KOTA KINABALU: Opponents of coal-fired power stations have done a great disservice to the economy of Sabah, said Sabah Deputy Chief Minister Wilfred Madius Tangau.
The state industrial development minister said those who opposed the proposed coal-fired power station in Lahad Datu years ago were now coming to see him to propose a similar power generation project using coal.
He said he had reminded them they had opposed the government before although they are not scientists. Yet, they had argued that “this cannot, that cannot”.
“With improved technology, we should have an open mind and have a look at the coal option.”
Tangau said this in replying to points raised during the debate on the address of Sabah governor Juhar Mahiruddin at the Sabah assembly.
He said Sabah was in a race to solve its expensive power problem, especially since the federal government has announced it will return Sabah Electricity Sdn Bhd (SESB) to the state government within the next two years.
Tangau said both state and federal governments would be locked in discussions on the issue, including the terms of the takeover.
Most importantly, he said, Sabah must be in a position to regulate electricity and that any investment or infrastructure development must consider the cost of power generation.
“For example, today the cost is 40 sen per kilowatt per hour. But we are selling at 32 sen.
“If SESB is under the state government, we won’t be able to afford it. How can we give a six sen subsidy? The cost will run into billions.”
Tangau said this was why, whatever the source of power generation, be it solar or anything else, the state government would have to be mindful about it being cost effective.
He urged Sabahans to be open to explore available technology, including the use of coal.
“But when we use coal, everybody will jump, saying it will hurt the environment and the government will be bashed from left and right,” he said.
Even buying electricity from Sarawak, he said, was not an option as it will still be expensive at 30 sen per kilowatt per hour.
Environmentalists have been up in arms against a proposed coal-fired power plant ever since the idea was mooted by Prime Minister Dr Mahathir Mohamad last year.
Chief Minister Shafie Apdal did not dismiss the idea entirely, saying only that the government was considering its options and the coal plant proposal was at the “talking stage”.
Later, in winding up the debate, Shafie said he had asked the state’s attorney-general to review the agreements signed with independent power producers (IPPs) to see whether it was possible to shorten the terms of the agreements or reduce the rates sold to the government.

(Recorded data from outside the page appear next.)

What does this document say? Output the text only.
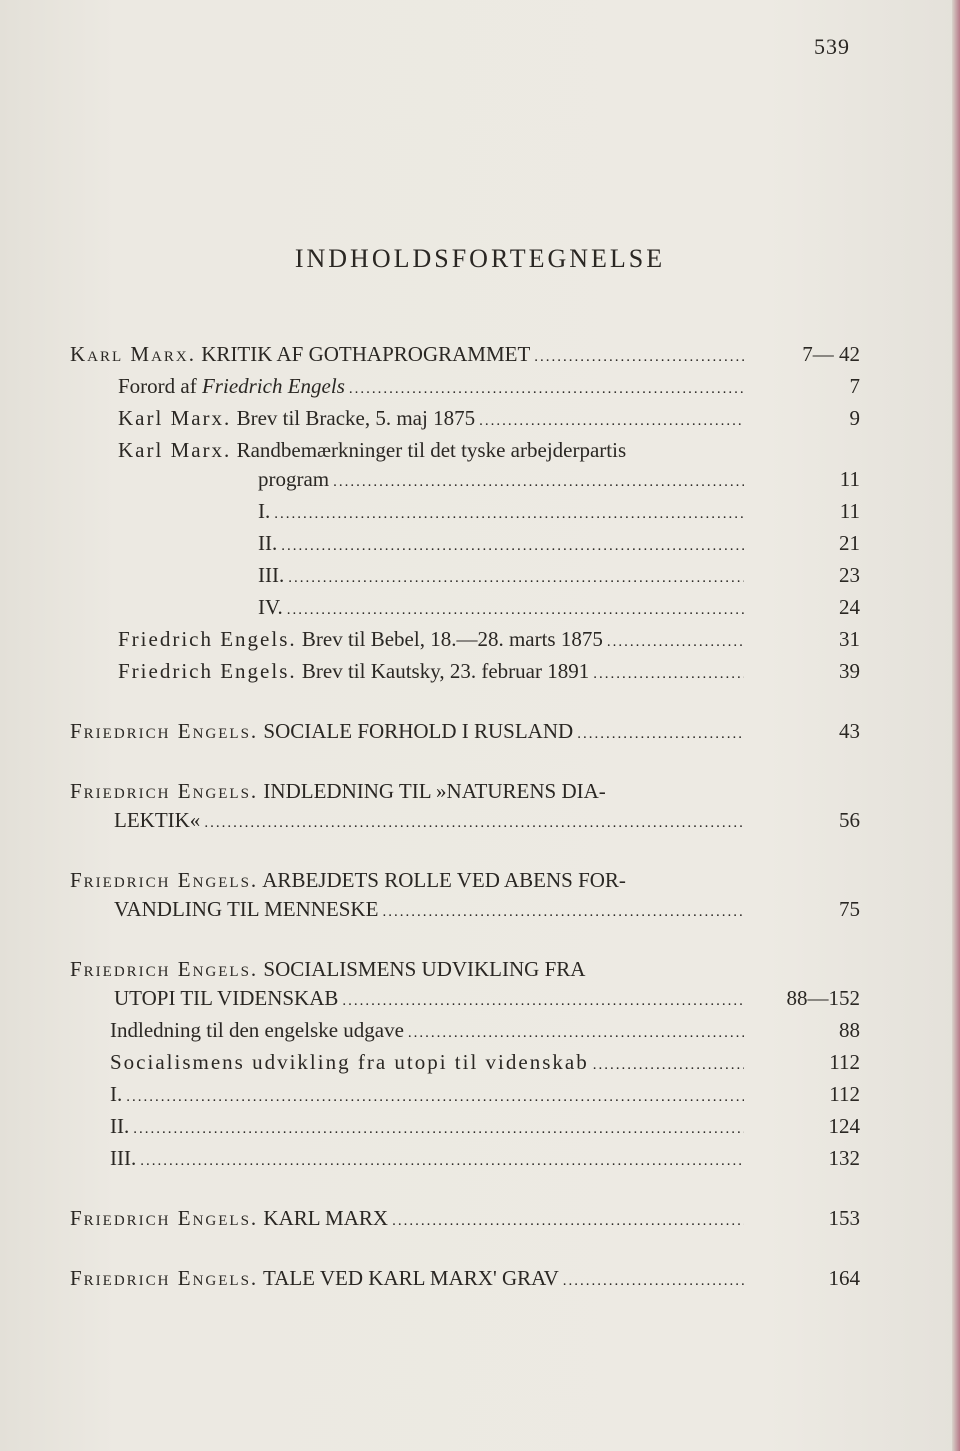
539
INDHOLDSFORTEGNELSE
Karl Marx. KRITIK AF GOTHAPROGRAMMET .....	7— 42
Forord af Friedrich Engels .....	7
Karl Marx. Brev til Bracke, 5. maj 1875 .....	9
Karl Marx. Randbemærkninger til det tyske arbejderpartis
program .....	11
I. .....	11
II. .....	21
III. .....	23
IV. .....	24
Friedrich Engels. Brev til Bebel, 18.—28. marts 1875 .....	31
Friedrich Engels. Brev til Kautsky, 23. februar 1891 .....	39
Friedrich Engels. SOCIALE FORHOLD I RUSLAND .....	43
Friedrich Engels. INDLEDNING TIL »NATURENS DIA-
LEKTIK« .....	56
Friedrich Engels. ARBEJDETS ROLLE VED ABENS FOR-
VANDLING TIL MENNESKE .....	75
Friedrich Engels. SOCIALISMENS UDVIKLING FRA
UTOPI TIL VIDENSKAB .....	88—152
Indledning til den engelske udgave .....	88
Socialismens udvikling fra utopi til videnskab .....	112
I. .....	112
II. .....	124
III. .....	132
Friedrich Engels. KARL MARX .....	153
Friedrich Engels. TALE VED KARL MARX' GRAV .....	164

“This takeover of SESB could mean Sabah is doomed if the current subsidy is not continued once the company is given back to Sabah.
“So, we need the assurance that this subsidy (by the federal government) will remain.
“As for the IPPs, we cannot keep encouraging this practice. Sarawak does not even have one IPP.
“This is our biggest burden because we are so reliant on them for power generation. We need to pay them, whether we use their power or not.
“We need to solve this problem first,” Shafie said.